What to do there: Tok, Alaska welcomes travelers coming into the state from Canada with Fast Eddy’s—great pie, and pizza. Mostly, Tok is a place to stay on your way to or from Canada. There a few nice gift shops, and Native Craft Shops. Tok is a great place for biking as it has few hills. Sled dog trails and races are always a favorite activity in Tok. Racing begins in late November and goes through March depending on the snow conditions. There are several fishing lakes along the Alaska Highway between Tok and Delta Junction—full of Rainbow Trout. In the late summer season, berry picking is a popular activity.
History: Tok, Alaska got its start as a Alaska Road Commision camp for the Alcan Highway. Dubbed the Million Dollar Camp by those working on the highway because so much money was spent on Tok’s construction and maintenance.
Tok may have gotten its name from the 97 Engineers. One of three black regiments (the 93rd, the 95th, and the 97th Engineer General Service Regiments), constructing the Alcan Highway. These black troops came into their own in the military and they were instumental in the integration of blacks into all units during the Korean Conflict. The 97th was building the Alcan north from Slana on what is now the Tok Cutoff and working their way to the pint where they would intersect with and head southeast on what is now the Alaska Highway. Supposedly, the 97th had an husky puppy named Tok as their mascot. When the 97th reached the point where Tok is now located they decided to name the camp after their mascot.
Since the completion of the Alcan in 1946, Tok added a post office and a roadhouse, schools were built and people relocated to Tok. Tok was nearly wiped off the map in July 1990 when a forest fire caused by lightning jumped two rivers and the Alaska Highway. The fire roared towards town, everyone was evacuated, over a thousand firefighters battled the blaze in vain, then the “Miracle Wind” shifted and diverted the fire just short of Tok. Eventually over 100,000 acres around Tok burned that summer.
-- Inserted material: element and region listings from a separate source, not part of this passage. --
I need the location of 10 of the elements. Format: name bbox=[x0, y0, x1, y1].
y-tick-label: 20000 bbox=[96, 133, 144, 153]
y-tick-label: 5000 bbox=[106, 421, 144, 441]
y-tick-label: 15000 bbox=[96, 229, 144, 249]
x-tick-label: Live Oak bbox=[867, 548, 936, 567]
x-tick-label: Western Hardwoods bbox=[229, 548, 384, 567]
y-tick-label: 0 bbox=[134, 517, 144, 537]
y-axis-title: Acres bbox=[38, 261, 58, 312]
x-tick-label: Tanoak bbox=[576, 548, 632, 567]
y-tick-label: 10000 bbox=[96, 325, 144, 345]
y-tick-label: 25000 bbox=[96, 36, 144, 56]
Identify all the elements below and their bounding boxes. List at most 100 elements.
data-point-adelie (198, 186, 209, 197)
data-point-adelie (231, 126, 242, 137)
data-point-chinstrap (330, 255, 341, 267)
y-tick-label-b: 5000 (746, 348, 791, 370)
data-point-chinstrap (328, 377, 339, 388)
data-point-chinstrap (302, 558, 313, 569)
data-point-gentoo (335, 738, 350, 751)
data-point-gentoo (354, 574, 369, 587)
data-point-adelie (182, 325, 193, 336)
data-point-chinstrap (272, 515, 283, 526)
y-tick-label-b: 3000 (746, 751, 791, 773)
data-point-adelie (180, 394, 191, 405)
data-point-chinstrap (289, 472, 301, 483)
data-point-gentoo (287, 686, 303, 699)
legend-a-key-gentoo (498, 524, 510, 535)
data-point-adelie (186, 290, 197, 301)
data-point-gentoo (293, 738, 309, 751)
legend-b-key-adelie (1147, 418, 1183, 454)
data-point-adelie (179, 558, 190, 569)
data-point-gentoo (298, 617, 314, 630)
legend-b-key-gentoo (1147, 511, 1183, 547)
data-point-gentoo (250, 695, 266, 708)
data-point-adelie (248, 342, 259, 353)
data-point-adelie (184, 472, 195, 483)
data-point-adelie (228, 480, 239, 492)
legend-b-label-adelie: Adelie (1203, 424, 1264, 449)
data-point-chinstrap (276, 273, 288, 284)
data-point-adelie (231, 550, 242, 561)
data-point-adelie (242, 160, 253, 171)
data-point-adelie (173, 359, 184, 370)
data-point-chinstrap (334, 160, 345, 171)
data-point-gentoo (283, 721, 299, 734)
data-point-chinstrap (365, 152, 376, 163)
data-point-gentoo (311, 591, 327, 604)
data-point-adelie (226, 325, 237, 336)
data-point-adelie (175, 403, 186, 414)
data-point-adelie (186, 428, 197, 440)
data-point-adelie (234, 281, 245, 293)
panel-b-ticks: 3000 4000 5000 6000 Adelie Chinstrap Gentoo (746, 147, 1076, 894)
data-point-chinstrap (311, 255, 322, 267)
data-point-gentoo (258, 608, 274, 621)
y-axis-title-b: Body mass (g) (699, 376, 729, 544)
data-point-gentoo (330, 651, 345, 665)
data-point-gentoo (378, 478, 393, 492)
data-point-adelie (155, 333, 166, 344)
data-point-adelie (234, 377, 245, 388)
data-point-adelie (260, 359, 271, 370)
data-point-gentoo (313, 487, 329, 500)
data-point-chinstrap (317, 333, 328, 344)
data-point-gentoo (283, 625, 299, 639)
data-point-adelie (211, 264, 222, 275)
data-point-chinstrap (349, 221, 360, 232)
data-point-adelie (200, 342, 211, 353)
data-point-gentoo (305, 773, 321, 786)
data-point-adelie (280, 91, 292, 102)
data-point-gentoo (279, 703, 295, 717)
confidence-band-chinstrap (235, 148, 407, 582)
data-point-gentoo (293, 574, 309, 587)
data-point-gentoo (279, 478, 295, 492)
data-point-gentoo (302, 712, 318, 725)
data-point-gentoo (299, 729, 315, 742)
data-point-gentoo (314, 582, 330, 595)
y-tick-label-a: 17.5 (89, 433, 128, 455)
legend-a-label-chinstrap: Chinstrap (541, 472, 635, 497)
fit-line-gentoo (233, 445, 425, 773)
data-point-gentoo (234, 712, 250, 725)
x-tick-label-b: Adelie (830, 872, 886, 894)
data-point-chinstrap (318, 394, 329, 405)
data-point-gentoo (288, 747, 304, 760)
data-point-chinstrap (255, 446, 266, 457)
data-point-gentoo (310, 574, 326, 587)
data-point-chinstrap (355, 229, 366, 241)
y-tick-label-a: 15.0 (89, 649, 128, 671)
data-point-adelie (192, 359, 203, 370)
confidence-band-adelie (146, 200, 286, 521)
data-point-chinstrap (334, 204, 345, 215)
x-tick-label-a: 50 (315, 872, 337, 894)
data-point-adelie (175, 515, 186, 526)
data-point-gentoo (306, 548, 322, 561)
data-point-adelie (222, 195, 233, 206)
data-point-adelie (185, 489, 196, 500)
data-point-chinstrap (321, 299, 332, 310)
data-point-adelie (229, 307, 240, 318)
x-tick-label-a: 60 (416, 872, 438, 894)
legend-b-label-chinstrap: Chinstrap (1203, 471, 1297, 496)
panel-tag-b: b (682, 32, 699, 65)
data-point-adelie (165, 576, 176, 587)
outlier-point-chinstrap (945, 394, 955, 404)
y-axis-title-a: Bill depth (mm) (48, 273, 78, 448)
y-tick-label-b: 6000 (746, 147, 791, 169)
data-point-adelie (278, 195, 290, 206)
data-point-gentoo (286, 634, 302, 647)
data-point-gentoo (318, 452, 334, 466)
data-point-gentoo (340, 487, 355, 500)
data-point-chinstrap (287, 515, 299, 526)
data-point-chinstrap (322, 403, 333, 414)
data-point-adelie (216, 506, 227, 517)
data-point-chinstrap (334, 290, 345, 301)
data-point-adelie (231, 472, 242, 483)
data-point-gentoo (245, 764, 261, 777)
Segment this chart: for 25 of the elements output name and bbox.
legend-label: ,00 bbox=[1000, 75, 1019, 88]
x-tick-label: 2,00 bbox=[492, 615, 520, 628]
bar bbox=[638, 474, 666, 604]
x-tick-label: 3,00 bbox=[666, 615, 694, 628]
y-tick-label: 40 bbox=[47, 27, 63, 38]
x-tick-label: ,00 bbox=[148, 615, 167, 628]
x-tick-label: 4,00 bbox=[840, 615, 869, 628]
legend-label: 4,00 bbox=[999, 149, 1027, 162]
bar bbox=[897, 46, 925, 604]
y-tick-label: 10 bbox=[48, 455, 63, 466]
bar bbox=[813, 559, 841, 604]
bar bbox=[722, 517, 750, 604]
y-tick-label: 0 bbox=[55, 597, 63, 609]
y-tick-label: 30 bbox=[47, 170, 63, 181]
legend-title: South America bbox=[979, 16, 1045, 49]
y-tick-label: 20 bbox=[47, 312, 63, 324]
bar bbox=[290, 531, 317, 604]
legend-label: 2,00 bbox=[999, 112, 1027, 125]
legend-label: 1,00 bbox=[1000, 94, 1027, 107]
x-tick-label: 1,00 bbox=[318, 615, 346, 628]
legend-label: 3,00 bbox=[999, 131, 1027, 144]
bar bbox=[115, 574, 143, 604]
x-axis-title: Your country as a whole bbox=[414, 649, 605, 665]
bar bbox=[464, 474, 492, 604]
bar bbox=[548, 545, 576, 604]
How to get there: Most visitors drive to Tok, coming up from the Lower 48 through Canada, or heading back home. The Alcan Highway (Alaska Canada Highway), comes through Tok on the way to Fairbanks. Tok does have an unattended gravel airstrip, about 3000 feet long, no services or fuel available.
Facilities: Tok, Alaska is the first big town upon arriving in Alaska and the last big town upon leaving Alaska for supplies. There are numerous gift shops, B&Bs, motels, camp sites, and restaurants in Tok. It’s always a good idea to make reservations or call ahead for availability, especially during the summer season.
RV info: Tok, Alaska offers several RV Parks with full hookups, RV washes, Laundromats, showers, dump stations. Many are members of Good Sam and AAA.